Le gouvernement a adopté des dispositions réglementaires de mise en œuvre de la stratégie de promotion et de développement de l’enseignement supérieur, de la recherche scientifique et de l’innovation. C’était au cours de son conclave hebdomadaire du mercredi 02 mars 2022.

De nouvelles réformes sont efficaces pour relever le niveau de l’Enseignement supérieur, de la recherche scientifique et de l’innovation. Le gouvernement a pris l’option de la qualité en adoptant de nouvelles dispositions réglementaires pour la mise en œuvre de la stratégie de promotion et de développement de l’enseignement supérieur, de la recherche scientifique et de l’innovation. Elles ont été adoptées par le Conseil des ministres en sa séance du mercredi 02 mars 2022.
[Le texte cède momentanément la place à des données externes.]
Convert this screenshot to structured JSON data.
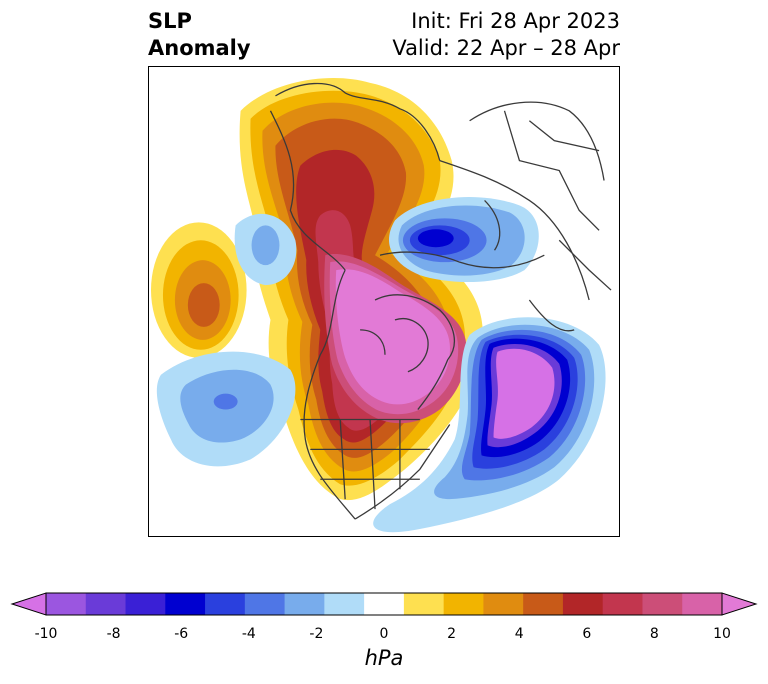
{
  "title": {
    "left_line1": "SLP",
    "left_line2": "Anomaly",
    "right_line1": "Init: Fri 28 Apr 2023",
    "right_line2": "Valid: 22 Apr – 28 Apr"
  },
  "map": {
    "projection": "north-polar-stereographic",
    "field": "sea level pressure anomaly",
    "features": [
      {
        "name": "arctic-high",
        "sign": "positive",
        "approx_max_hpa": 10
      },
      {
        "name": "alaska-yukon-high",
        "sign": "positive",
        "approx_max_hpa": 6
      },
      {
        "name": "north-pacific-high",
        "sign": "positive",
        "approx_max_hpa": 5
      },
      {
        "name": "central-siberia-low",
        "sign": "negative",
        "approx_min_hpa": -6
      },
      {
        "name": "north-atlantic-low",
        "sign": "negative",
        "approx_min_hpa": -10
      },
      {
        "name": "east-pacific-low",
        "sign": "negative",
        "approx_min_hpa": -3
      },
      {
        "name": "bering-low",
        "sign": "negative",
        "approx_min_hpa": -2
      }
    ]
  },
  "colorbar": {
    "unit": "hPa",
    "ticks": [
      "-10",
      "-8",
      "-6",
      "-4",
      "-2",
      "0",
      "2",
      "4",
      "6",
      "8",
      "10"
    ],
    "extend": "both",
    "colors": [
      "#d671e6",
      "#9b56e0",
      "#6a3bd8",
      "#3a20d6",
      "#0000d0",
      "#2a40de",
      "#4f76e6",
      "#78acec",
      "#b0dcf8",
      "#ffffff",
      "#fee050",
      "#f2b400",
      "#e08c10",
      "#c85a18",
      "#b22628",
      "#c2364e",
      "#cc4e78",
      "#d862a8",
      "#e27ad6"
    ]
  }
}
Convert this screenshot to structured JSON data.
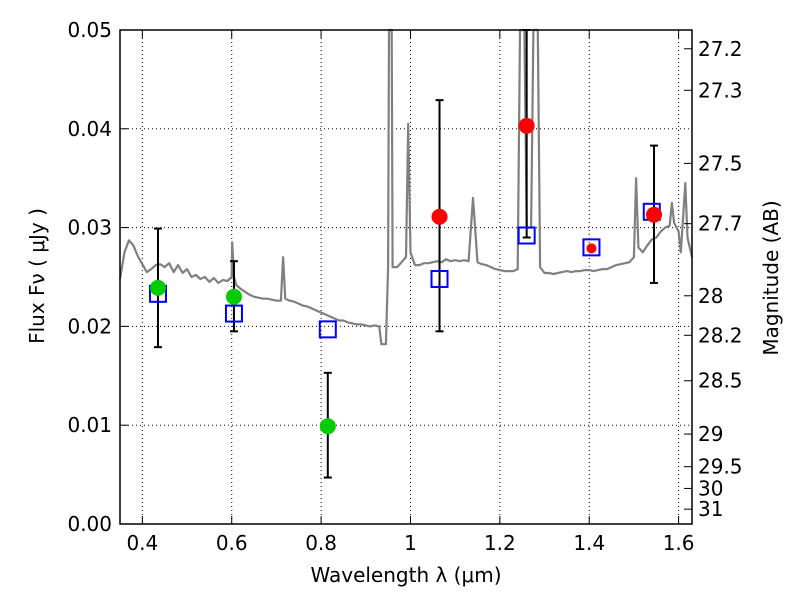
{
  "chart_data": {
    "type": "scatter",
    "xlabel": "Wavelength  λ (μm)",
    "ylabel": "Flux  Fν  ( μJy )",
    "y2label": "Magnitude (AB)",
    "xlim": [
      0.35,
      1.63
    ],
    "ylim": [
      0.0,
      0.05
    ],
    "grid": true,
    "x_ticks": [
      0.4,
      0.6,
      0.8,
      1.0,
      1.2,
      1.4,
      1.6
    ],
    "x_tick_labels": [
      "0.4",
      "0.6",
      "0.8",
      "1",
      "1.2",
      "1.4",
      "1.6"
    ],
    "y_ticks": [
      0.0,
      0.01,
      0.02,
      0.03,
      0.04,
      0.05
    ],
    "y_tick_labels": [
      "0.00",
      "0.01",
      "0.02",
      "0.03",
      "0.04",
      "0.05"
    ],
    "y2_ticks": [
      {
        "label": "27.2",
        "flux": 0.0481
      },
      {
        "label": "27.3",
        "flux": 0.0439
      },
      {
        "label": "27.5",
        "flux": 0.0365
      },
      {
        "label": "27.7",
        "flux": 0.0304
      },
      {
        "label": "28",
        "flux": 0.0231
      },
      {
        "label": "28.2",
        "flux": 0.0191
      },
      {
        "label": "28.5",
        "flux": 0.0145
      },
      {
        "label": "29",
        "flux": 0.0091
      },
      {
        "label": "29.5",
        "flux": 0.0058
      },
      {
        "label": "30",
        "flux": 0.0036
      },
      {
        "label": "31",
        "flux": 0.0015
      }
    ],
    "series": [
      {
        "kind": "spectrum",
        "color": "#808080",
        "points": [
          [
            0.35,
            0.0248
          ],
          [
            0.36,
            0.0275
          ],
          [
            0.37,
            0.0287
          ],
          [
            0.38,
            0.0282
          ],
          [
            0.39,
            0.0271
          ],
          [
            0.4,
            0.0263
          ],
          [
            0.41,
            0.0255
          ],
          [
            0.42,
            0.0258
          ],
          [
            0.43,
            0.0262
          ],
          [
            0.44,
            0.0263
          ],
          [
            0.45,
            0.026
          ],
          [
            0.46,
            0.0264
          ],
          [
            0.47,
            0.0255
          ],
          [
            0.48,
            0.0262
          ],
          [
            0.49,
            0.0254
          ],
          [
            0.5,
            0.0258
          ],
          [
            0.51,
            0.025
          ],
          [
            0.52,
            0.0252
          ],
          [
            0.53,
            0.0248
          ],
          [
            0.54,
            0.025
          ],
          [
            0.55,
            0.0245
          ],
          [
            0.56,
            0.0249
          ],
          [
            0.57,
            0.0244
          ],
          [
            0.58,
            0.0247
          ],
          [
            0.59,
            0.0246
          ],
          [
            0.6,
            0.025
          ],
          [
            0.601,
            0.0285
          ],
          [
            0.605,
            0.025
          ],
          [
            0.61,
            0.0242
          ],
          [
            0.62,
            0.0238
          ],
          [
            0.63,
            0.0235
          ],
          [
            0.64,
            0.0232
          ],
          [
            0.65,
            0.023
          ],
          [
            0.66,
            0.0229
          ],
          [
            0.67,
            0.0228
          ],
          [
            0.68,
            0.0228
          ],
          [
            0.69,
            0.0227
          ],
          [
            0.7,
            0.0226
          ],
          [
            0.71,
            0.0226
          ],
          [
            0.715,
            0.027
          ],
          [
            0.72,
            0.0228
          ],
          [
            0.73,
            0.0226
          ],
          [
            0.74,
            0.0225
          ],
          [
            0.75,
            0.0223
          ],
          [
            0.76,
            0.0221
          ],
          [
            0.77,
            0.022
          ],
          [
            0.78,
            0.0218
          ],
          [
            0.79,
            0.0216
          ],
          [
            0.8,
            0.0214
          ],
          [
            0.81,
            0.0212
          ],
          [
            0.82,
            0.021
          ],
          [
            0.83,
            0.0208
          ],
          [
            0.84,
            0.0206
          ],
          [
            0.85,
            0.0206
          ],
          [
            0.86,
            0.0204
          ],
          [
            0.87,
            0.0203
          ],
          [
            0.88,
            0.0202
          ],
          [
            0.89,
            0.0202
          ],
          [
            0.9,
            0.0201
          ],
          [
            0.91,
            0.02
          ],
          [
            0.92,
            0.0201
          ],
          [
            0.93,
            0.02
          ],
          [
            0.935,
            0.0182
          ],
          [
            0.945,
            0.0182
          ],
          [
            0.95,
            0.026
          ],
          [
            0.952,
            0.05
          ],
          [
            0.958,
            0.05
          ],
          [
            0.96,
            0.026
          ],
          [
            0.97,
            0.026
          ],
          [
            0.98,
            0.0265
          ],
          [
            0.99,
            0.027
          ],
          [
            0.995,
            0.0405
          ],
          [
            1.0,
            0.0275
          ],
          [
            1.01,
            0.0262
          ],
          [
            1.02,
            0.0262
          ],
          [
            1.03,
            0.0264
          ],
          [
            1.04,
            0.0264
          ],
          [
            1.05,
            0.0265
          ],
          [
            1.06,
            0.0266
          ],
          [
            1.07,
            0.0265
          ],
          [
            1.08,
            0.0268
          ],
          [
            1.09,
            0.0266
          ],
          [
            1.1,
            0.0267
          ],
          [
            1.11,
            0.0266
          ],
          [
            1.12,
            0.0267
          ],
          [
            1.13,
            0.0266
          ],
          [
            1.14,
            0.033
          ],
          [
            1.15,
            0.0265
          ],
          [
            1.16,
            0.0263
          ],
          [
            1.17,
            0.0262
          ],
          [
            1.18,
            0.026
          ],
          [
            1.19,
            0.0258
          ],
          [
            1.2,
            0.0257
          ],
          [
            1.21,
            0.0256
          ],
          [
            1.22,
            0.0256
          ],
          [
            1.23,
            0.0256
          ],
          [
            1.24,
            0.0258
          ],
          [
            1.245,
            0.05
          ],
          [
            1.255,
            0.05
          ],
          [
            1.26,
            0.03
          ],
          [
            1.27,
            0.03
          ],
          [
            1.275,
            0.05
          ],
          [
            1.285,
            0.05
          ],
          [
            1.29,
            0.026
          ],
          [
            1.3,
            0.0254
          ],
          [
            1.31,
            0.0254
          ],
          [
            1.32,
            0.0253
          ],
          [
            1.33,
            0.0254
          ],
          [
            1.34,
            0.0255
          ],
          [
            1.35,
            0.0256
          ],
          [
            1.36,
            0.0255
          ],
          [
            1.37,
            0.0256
          ],
          [
            1.38,
            0.0256
          ],
          [
            1.39,
            0.0257
          ],
          [
            1.4,
            0.0257
          ],
          [
            1.41,
            0.0256
          ],
          [
            1.42,
            0.0257
          ],
          [
            1.43,
            0.0258
          ],
          [
            1.44,
            0.0258
          ],
          [
            1.45,
            0.026
          ],
          [
            1.46,
            0.0262
          ],
          [
            1.47,
            0.0263
          ],
          [
            1.48,
            0.0264
          ],
          [
            1.49,
            0.0265
          ],
          [
            1.5,
            0.027
          ],
          [
            1.505,
            0.035
          ],
          [
            1.51,
            0.028
          ],
          [
            1.52,
            0.0275
          ],
          [
            1.53,
            0.0282
          ],
          [
            1.54,
            0.0288
          ],
          [
            1.55,
            0.029
          ],
          [
            1.56,
            0.0296
          ],
          [
            1.57,
            0.03
          ],
          [
            1.58,
            0.0302
          ],
          [
            1.585,
            0.0325
          ],
          [
            1.59,
            0.0305
          ],
          [
            1.6,
            0.0296
          ],
          [
            1.605,
            0.0275
          ],
          [
            1.61,
            0.031
          ],
          [
            1.615,
            0.0345
          ],
          [
            1.62,
            0.029
          ],
          [
            1.63,
            0.027
          ]
        ]
      },
      {
        "kind": "model-squares",
        "color": "#0000ff",
        "points": [
          [
            0.435,
            0.0233
          ],
          [
            0.605,
            0.0213
          ],
          [
            0.815,
            0.0197
          ],
          [
            1.065,
            0.0248
          ],
          [
            1.26,
            0.0292
          ],
          [
            1.405,
            0.028
          ],
          [
            1.54,
            0.0316
          ]
        ]
      },
      {
        "kind": "detections",
        "color": "#00cc00",
        "points": [
          {
            "x": 0.435,
            "y": 0.0239,
            "lo": 0.0179,
            "hi": 0.0299
          },
          {
            "x": 0.605,
            "y": 0.023,
            "lo": 0.0195,
            "hi": 0.0266
          },
          {
            "x": 0.815,
            "y": 0.0099,
            "lo": 0.0047,
            "hi": 0.0153
          }
        ]
      },
      {
        "kind": "detections",
        "color": "#ff0000",
        "points": [
          {
            "x": 1.065,
            "y": 0.0311,
            "lo": 0.0195,
            "hi": 0.0429
          },
          {
            "x": 1.26,
            "y": 0.0403,
            "lo": 0.029,
            "hi": 0.05
          },
          {
            "x": 1.405,
            "y": 0.0279,
            "lo": 0.0279,
            "hi": 0.0279
          },
          {
            "x": 1.545,
            "y": 0.0313,
            "lo": 0.0244,
            "hi": 0.0383
          }
        ]
      }
    ]
  }
}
L’option avait été prise d’engager des réformes en profondeur aux fins de la réorganisation de l’enseignement supérieur. Le s’agit particulièrement d’asseoir une politique et un régime de gouvernance des universités nationales ; de mettre en place un mécanisme d’assurance-qualité du recrutement des enseignants par l’établissement d’un fichier des aspirants et d’instaurer un dispositif d’évaluation de la qualité des enseignements et des enseignants. Pour les concrétiser, le Conseil a adopté les décrets portant : attributions, organisation et fonctionnement de l’Organe national de contrôle et d’éthique dans l’Enseignement supérieur ; rémunération des personnes nommées dans les fonctions universitaires de direction ; de même que les décrets fixant le cadre général de création et d’organisation des Ecoles doctorales dans les universités publiques ; le cadre de création et d’organisation des chaires dans les unités de formation et de recherche, dans les unités universitaires ; puis le décret définissant les modalités d’organisation de l’inscription au Fichier national des aspirants à l’Enseignement supérieur. Ces différents décrets constituant un peu un nouveau palier franchi dans les réformes du secteur de l’Enseignement supérieur. Ils peuvent être perçus comme le couronnement de discussions, d’études et de travaux pour moderniser l’Enseignement supérieur au Bénin et le hisser comme un facteur et un acteur de développement en harmonie avec la vision du gouvernement.

De nouvelles perspectives

La mise en œuvre de ces dispositions réglementaires ouvre de nouvelles perspectives et contribue à la promotion et au développement de l’Enseignement supérieur au Bénin peut prendre place dans la recherche scientifique en stratégie et innovation. Il s’agit en effet, d’une restructuration, de réformes en profondeur pour rendre plus performant l’Enseignement supérieur au Bénin. Ces acteurs, faut-il le rappeler, demandent d’un séminaire des partenaires de l’Enseignement supérieur qui, après un diagnostic minutieux et sans complaisance, a insisté sur la nécessité d’impulser une nouvelle dynamique au secteur de l’Enseignement supérieur. Après analyse des axes de ces réformes, on comprend aisément qu’elles prennent en compte tous les compartiments et se proposent comme des solutions aux maux qui minent le secteur. L’objectif est d’avoir des universités nationales bien gouvernées avec des enseignants de qualité. Ce qui laisse apparaître que les conditions de réussite de ces réformes ont été prises en compte afin de lever les goulots d’étranglement. C’est un balisage qui adresse tous les problèmes de l’enseignement supérieur avec des solutions idoines. La vision du gouvernement Talon est donc claire et plus lisible. On peut se réjouir que l’Enseignement supérieur béninois entre dans une nouvelle dimension pour des perspectives plus heureuses. Par cette décision, l’Exécutif démontre qu’il est bien au courant des plaintes des acteurs et usagers des universités et travaille à y apporter des solutions structurelles.